1 Introduction
Limeum pterocarpum (L.) est une plante annuelle appartenant à la famille des Molluginaceae. Au Niger, elle est utilisée en médecine traditionnelle dans le traitement du paludisme et de l'hypertension artérielle. Selon des enquêtes ethno-botaniques réalisées par notre laboratoire [1], L. pterocarpum est actuellement l'une des plantes les plus utilisées dans la lutte contre le paludisme par les populations rurales. Des travaux antérieurs [2] menés sur cette plante avaient permis d'isoler le liméolide, un sesquiterpène de type drimane. Poursuivant notre étude sur le Limeum, nous présentons dans ce travail l'isolement et la caractérisation du d-pinitol, constituant isolé à partir des traitements successifs de l'extrait aqueux de la plante.
2 Matériel et méthodes
Les spectres RMN du proton, du carbone, COSY-45 et 1H–13C ont été enregistrés dans D2O à 300 et 75 MHz, sur un appareil Brucker AM 300 ; le spectre de masse a été enregistré en SM ESI.
2.1 Matériel végétal
La plante a été récoltée en août 2002 aux alentours de la ville de Niamey. Elle a été identifiée au département de biologie de la faculté des sciences de l'université Abdou Moumouni de Niame, où un échantillon d'herbier est déposé sous le numéro 3655.

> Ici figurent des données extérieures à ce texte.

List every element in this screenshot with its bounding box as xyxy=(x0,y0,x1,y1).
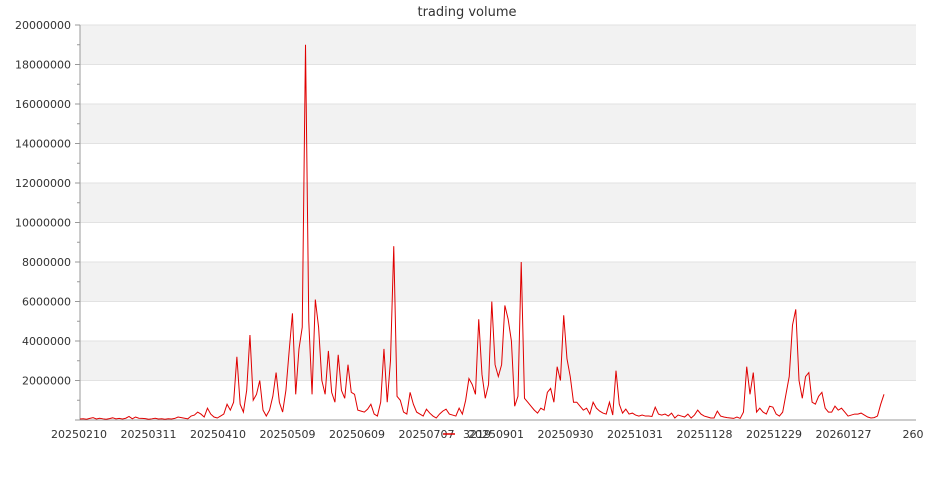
x-tick-label: 20260127 xyxy=(816,428,872,441)
grid-band xyxy=(80,301,916,341)
x-tick-label: 20250901 xyxy=(468,428,524,441)
y-tick-label: 20000000 xyxy=(15,19,71,32)
x-axis: 20250210 20250311 20250410 20250509 20250609… xyxy=(51,419,924,441)
y-tick-label: 2000000 xyxy=(22,375,71,388)
grid-band xyxy=(80,183,916,223)
x-tick-label: 20251031 xyxy=(607,428,663,441)
grid-band xyxy=(80,143,916,183)
x-tick-label: 20250930 xyxy=(538,428,594,441)
y-tick-label: 10000000 xyxy=(15,217,71,230)
y-tick-label: 4000000 xyxy=(22,335,71,348)
legend-label: 3219 xyxy=(463,428,491,441)
grid-bands xyxy=(80,25,916,420)
grid-band xyxy=(80,64,916,104)
grid-band xyxy=(80,262,916,302)
y-tick-label: 6000000 xyxy=(22,296,71,309)
x-tick-label: 20250707 xyxy=(399,428,455,441)
grid-band xyxy=(80,380,916,420)
y-tick-label: 16000000 xyxy=(15,98,71,111)
y-tick-label: 14000000 xyxy=(15,138,71,151)
y-axis: 2000000 4000000 6000000 8000000 10000000 1200… xyxy=(15,19,81,421)
x-tick-label: 20250210 xyxy=(51,428,107,441)
x-tick-label: 20251229 xyxy=(746,428,802,441)
legend: 3219 xyxy=(443,428,491,441)
grid-band xyxy=(80,104,916,144)
x-tick-label: 20251128 xyxy=(677,428,733,441)
x-tick-label: 20250311 xyxy=(121,428,177,441)
y-tick-label: 12000000 xyxy=(15,177,71,190)
series-line xyxy=(79,44,885,420)
y-tick-label: 8000000 xyxy=(22,256,71,269)
x-tick-label: 260 xyxy=(903,428,924,441)
x-tick-label: 20250609 xyxy=(329,428,385,441)
x-tick-label: 20250410 xyxy=(190,428,246,441)
chart-title: trading volume xyxy=(417,5,516,20)
y-tick-label: 18000000 xyxy=(15,59,71,72)
grid-band xyxy=(80,222,916,262)
grid-band xyxy=(80,25,916,65)
x-tick-label: 20250509 xyxy=(260,428,316,441)
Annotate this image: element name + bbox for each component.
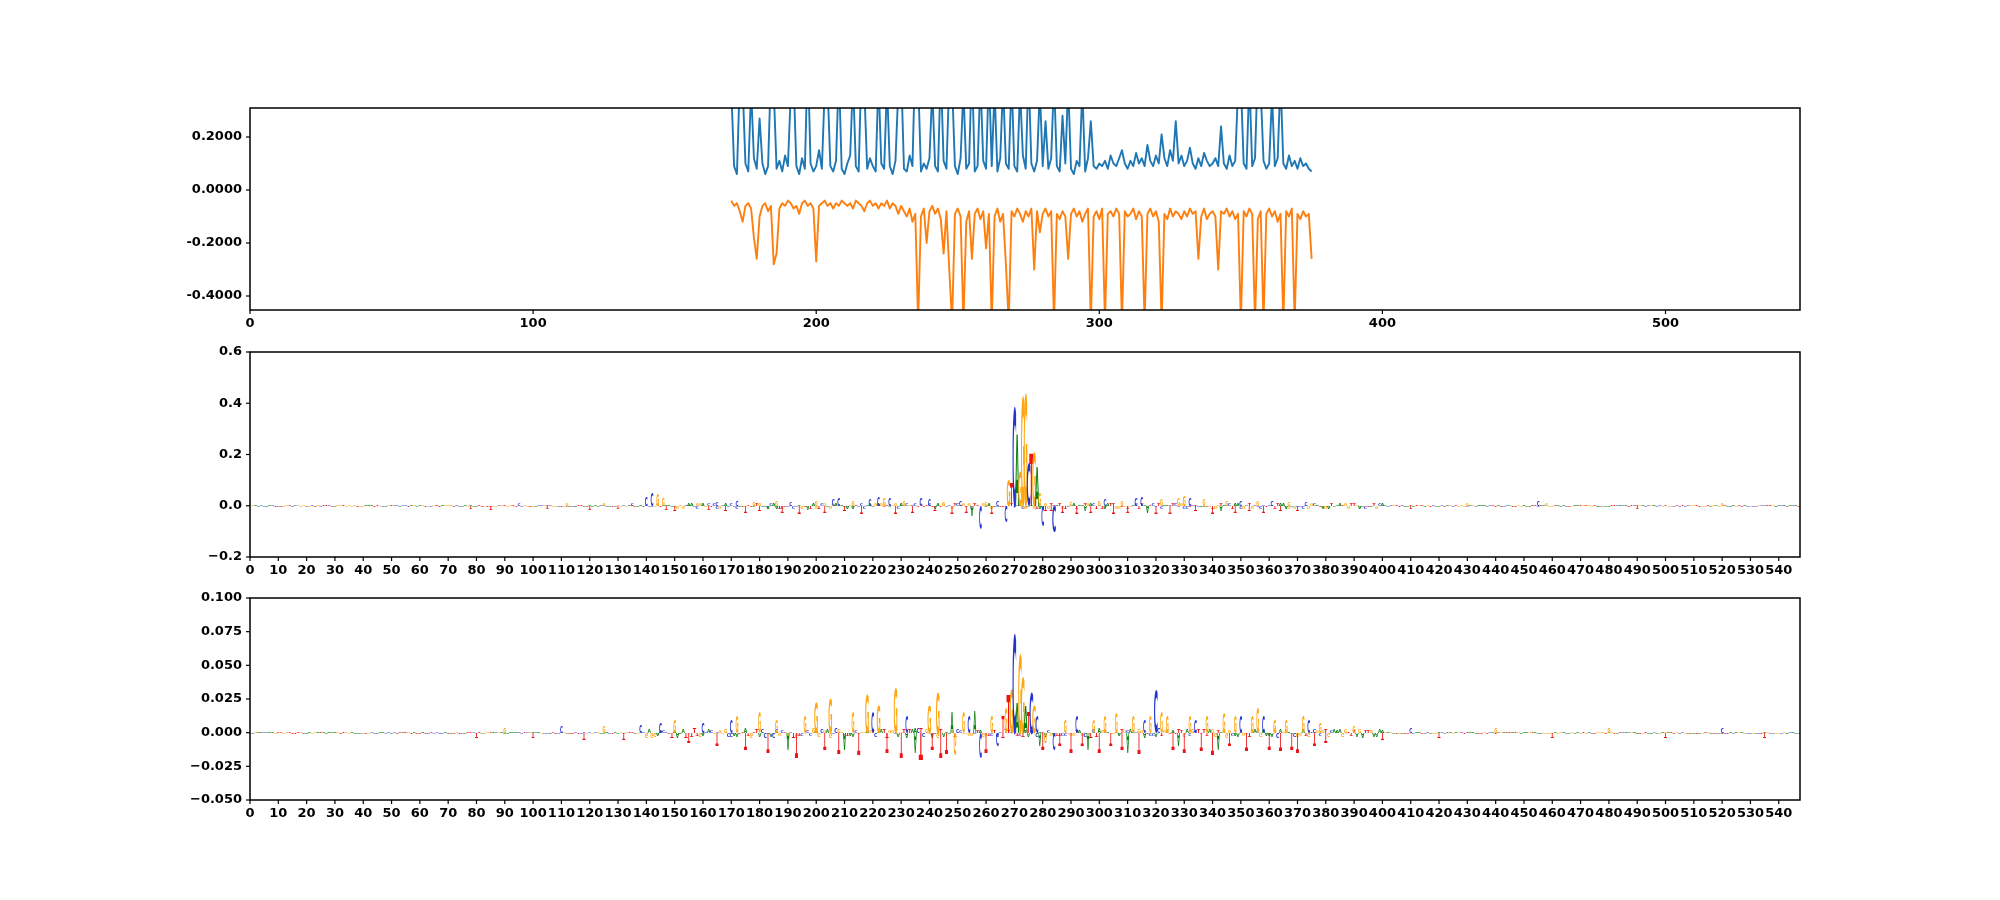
figure	[0, 0, 2000, 900]
figure-canvas	[0, 0, 2000, 900]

2.2 Extraction et fractionnement
La plante entière a été séchée et broyée finement. La poudre sèche obtenue (300 g) a été extraite à l'eau par lixiviation. La solution aqueuse obtenue est d'abord extraite par le chlorure de méthylène, puis par l'acétate d'éthyle. La nouvelle phase aqueuse est évaporée à sec (12,24 g) et le résidu est repris avec du méthanol. La partie insoluble (6,24 g) est séparée de la solution méthanolique qui est, à son tour, évaporée à sec (6 g). Une chromatographie sur colonne de gel de silice, avec d'abord du chlorure de méthylène, puis avec des pourcentages croissants de méthanol au chlorure de méthylène, a permis d'isoler de cet extrait une poudre blanche, pesant 1,80 g.
3 Résultats et discussion
L'analyse des spectres RMN a fourni les données regroupées dans le Tableau 1.
Données RMN 1H et 13C du d-pinitol
Position | δ1H (ppm) | Multiplicité | Intensité | J (Hz) | δ 13C (ppm) |
2 | 3,91 | dd | 1H | 9,7 | 69,75 |
5 | 3,86 | dd | 1H | 2,7 ; 9,8 | 70,45 |
4 | 3,74 | t | 1H | 9,8 | 72,05 |
1 ou 6 | 4,10 | m | 2H | — | 71,55 ou 71,35 |
3 | 3,43 | t | 1H | 9,7 | 82,70 |
O–Me | 3,69 | s | 3H | - | 59,64 |
Ces valeurs sont comparables à celles déjà publiées [3–5] et correspondent au d-3-O-méthyl-chiro-inositol (C7H14O6), encore appelé d-pinitol 1, un « inositol ».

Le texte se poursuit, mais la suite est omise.